Here we see that Nasdaq down volume has been increasing for YEARS as speculators onboard more and more and more leverage.

Therefore, what I envision coming soon is widespread trading system outages. Server failures. Internet connections over-loaded. Help desks non-responsive. Investors panicking, unable to get out. Limit down moves followed by limit up moves which will lock prices and prevent markets from clearing. Margin clerks front-running their clients to liquidate their most prized assets because the junk assets are bidless. Risk asset correlations at 100%. 

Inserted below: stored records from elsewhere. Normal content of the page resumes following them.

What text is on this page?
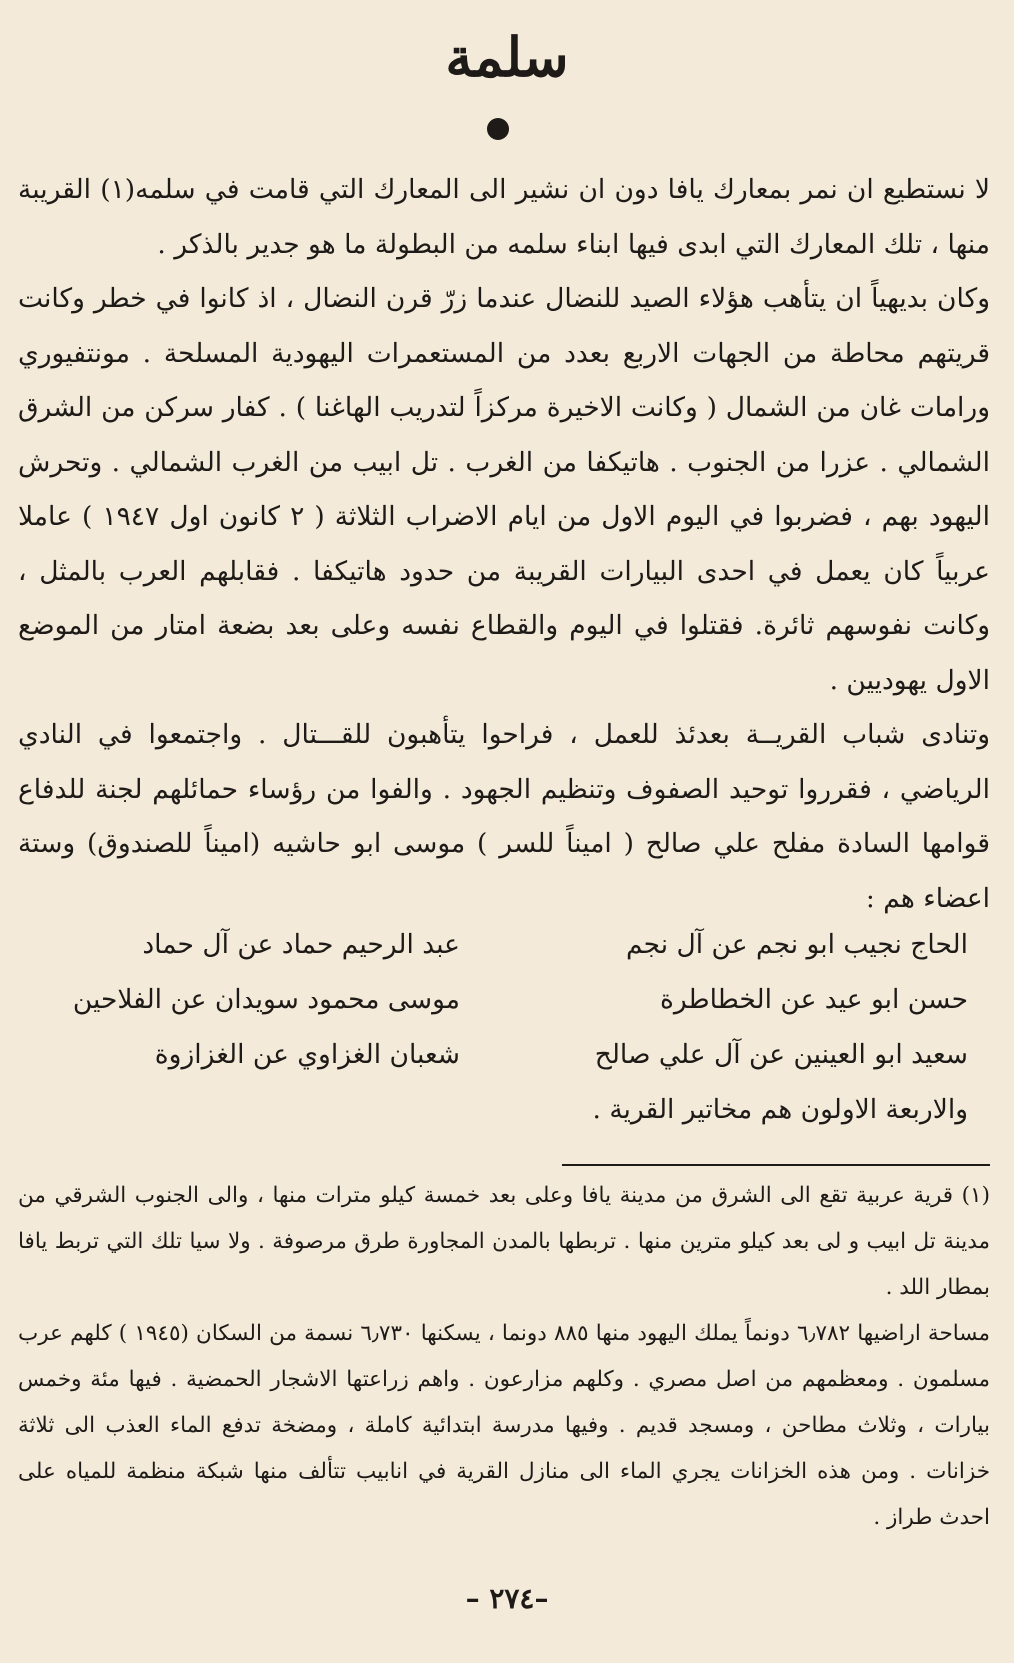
سلمة

لا نستطيع ان نمر بمعارك يافا دون ان نشير الى المعارك التي قامت في سلمه(١) القريبة منها ، تلك المعارك التي ابدى فيها ابناء سلمه من البطولة ما هو جدير بالذكر .

وكان بديهياً ان يتأهب هؤلاء الصيد للنضال عندما زرّ قرن النضال ، اذ كانوا في خطر وكانت قريتهم محاطة من الجهات الاربع بعدد من المستعمرات اليهودية المسلحة . مونتفيوري ورامات غان من الشمال ( وكانت الاخيرة مركزاً لتدريب الهاغنا ) . كفار سركن من الشرق الشمالي . عزرا من الجنوب . هاتيكفا من الغرب . تل ابيب من الغرب الشمالي . وتحرش اليهود بهم ، فضربوا في اليوم الاول من ايام الاضراب الثلاثة ( ٢ كانون اول ١٩٤٧ ) عاملا عربياً كان يعمل في احدى البيارات القريبة من حدود هاتيكفا . فقابلهم العرب بالمثل ، وكانت نفوسهم ثائرة. فقتلوا في اليوم والقطاع نفسه وعلى بعد بضعة امتار من الموضع الاول يهوديين .

وتنادى شباب القريــة بعدئذ للعمل ، فراحوا يتأهبون للقـــتال . واجتمعوا في النادي الرياضي ، فقرروا توحيد الصفوف وتنظيم الجهود . والفوا من رؤساء حمائلهم لجنة للدفاع قوامها السادة مفلح علي صالح ( اميناً للسر ) موسى ابو حاشيه (اميناً للصندوق) وستة اعضاء هم :

الحاج نجيب ابو نجم عن آل نجم
عبد الرحيم حماد عن آل حماد
حسن ابو عيد عن الخطاطرة
موسى محمود سويدان عن الفلاحين
سعيد ابو العينين عن آل علي صالح
شعبان الغزاوي عن الغزازوة
والاربعة الاولون هم مخاتير القرية .

(١) قرية عربية تقع الى الشرق من مدينة يافا وعلى بعد خمسة كيلو مترات منها ، والى الجنوب الشرقي من مدينة تل ابيب و لى بعد كيلو مترين منها . تربطها بالمدن المجاورة طرق مرصوفة . ولا سيا تلك التي تربط يافا بمطار اللد .

مساحة اراضيها ٦٫٧٨٢ دونماً يملك اليهود منها ٨٨٥ دونما ، يسكنها ٦٫٧٣٠ نسمة من السكان (١٩٤٥ ) كلهم عرب مسلمون . ومعظمهم من اصل مصري . وكلهم مزارعون . واهم زراعتها الاشجار الحمضية . فيها مئة وخمس بيارات ، وثلاث مطاحن ، ومسجد قديم . وفيها مدرسة ابتدائية كاملة ، ومضخة تدفع الماء العذب الى ثلاثة خزانات . ومن هذه الخزانات يجري الماء الى منازل القرية في انابيب تتألف منها شبكة منظمة للمياه على احدث طراز .

–٢٧٤ –
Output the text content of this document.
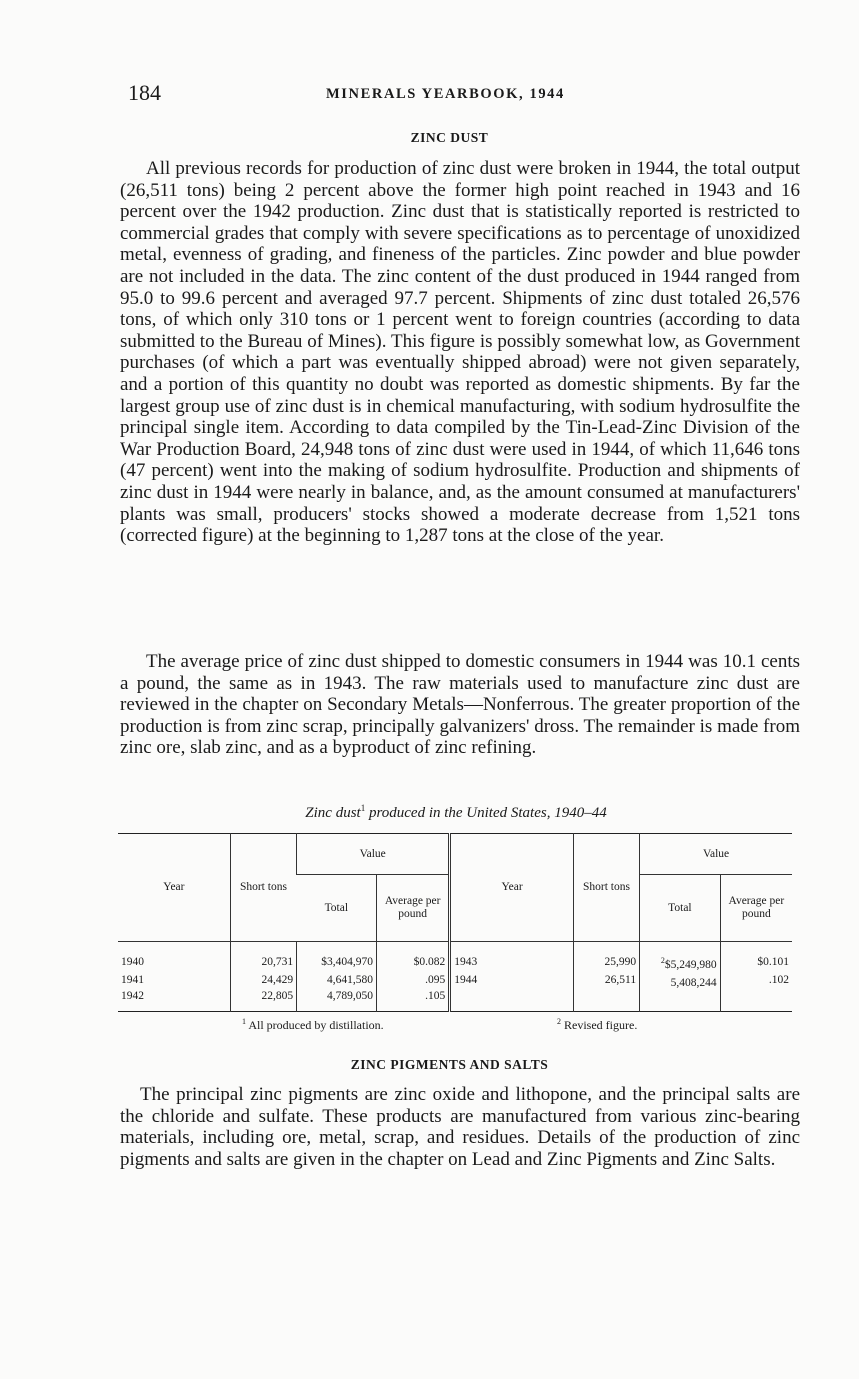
184	MINERALS YEARBOOK, 1944
ZINC DUST

All previous records for production of zinc dust were broken in 1944, the total output (26,511 tons) being 2 percent above the former high point reached in 1943 and 16 percent over the 1942 production. Zinc dust that is statistically reported is restricted to commercial grades that comply with severe specifications as to percentage of unoxidized metal, evenness of grading, and fineness of the particles. Zinc powder and blue powder are not included in the data. The zinc content of the dust produced in 1944 ranged from 95.0 to 99.6 percent and averaged 97.7 percent. Shipments of zinc dust totaled 26,576 tons, of which only 310 tons or 1 percent went to foreign countries (according to data submitted to the Bureau of Mines). This figure is possibly somewhat low, as Government purchases (of which a part was eventually shipped abroad) were not given separately, and a portion of this quantity no doubt was reported as domestic shipments. By far the largest group use of zinc dust is in chemical manufacturing, with sodium hydrosulfite the principal single item. According to data compiled by the Tin-Lead-Zinc Division of the War Production Board, 24,948 tons of zinc dust were used in 1944, of which 11,646 tons (47 percent) went into the making of sodium hydrosulfite. Production and shipments of zinc dust in 1944 were nearly in balance, and, as the amount consumed at manufacturers' plants was small, producers' stocks showed a moderate decrease from 1,521 tons (corrected figure) at the beginning to 1,287 tons at the close of the year.

The average price of zinc dust shipped to domestic consumers in 1944 was 10.1 cents a pound, the same as in 1943. The raw materials used to manufacture zinc dust are reviewed in the chapter on Secondary Metals—Nonferrous. The greater proportion of the production is from zinc scrap, principally galvanizers' dross. The remainder is made from zinc ore, slab zinc, and as a byproduct of zinc refining.

Zinc dust$^1$ produced in the United States, 1940–44
Year	Short tons	Value		Year	Short tons	Value	
		Total	Average per pound			Total	Average per pound
1940	20,731	$3,404,970	$0.082	1943	25,990	$^2$\$5,249,980	$0.101
1941	24,429	4,641,580	.095	1944	26,511	5,408,244	.102
1942	22,805	4,789,050	.105				
$^1$ All produced by distillation.	$^2$ Revised figure.
ZINC PIGMENTS AND SALTS

The principal zinc pigments are zinc oxide and lithopone, and the principal salts are the chloride and sulfate. These products are manufactured from various zinc-bearing materials, including ore, metal, scrap, and residues. Details of the production of zinc pigments and salts are given in the chapter on Lead and Zinc Pigments and Zinc Salts.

And then will come the rumours. This or that entity is now in default, followed by massive hedge fund redemptions. Does anyone remember the Archegos Capital Management implosion circa March of this year? Back in February the global Nasdaq reached a peak and imploded. Archegos held several Chinese internet stocks that were imploding. They also held several U.S. media companies. When the prime brokers realized they were ALL exposed to massive margin loan losses they started selling down Archegos assets indiscriminately, leading to MASSIVE losses for Credit Suisse and Nomura two brokers that were laggards in the fire sale. 

ViacomCBS was one of the stocks that was affected by this liquidation event. Here we see that it has in no way recovered. 

Picture this scenario on a 100x scale. Because that's what is coming. 

When the smoke clears will there by buying opportunities? Yes, many. However, these will mostly be relatively short-term trades. Few assets will be safe holding for long periods of time until the full extent of damage is revealed.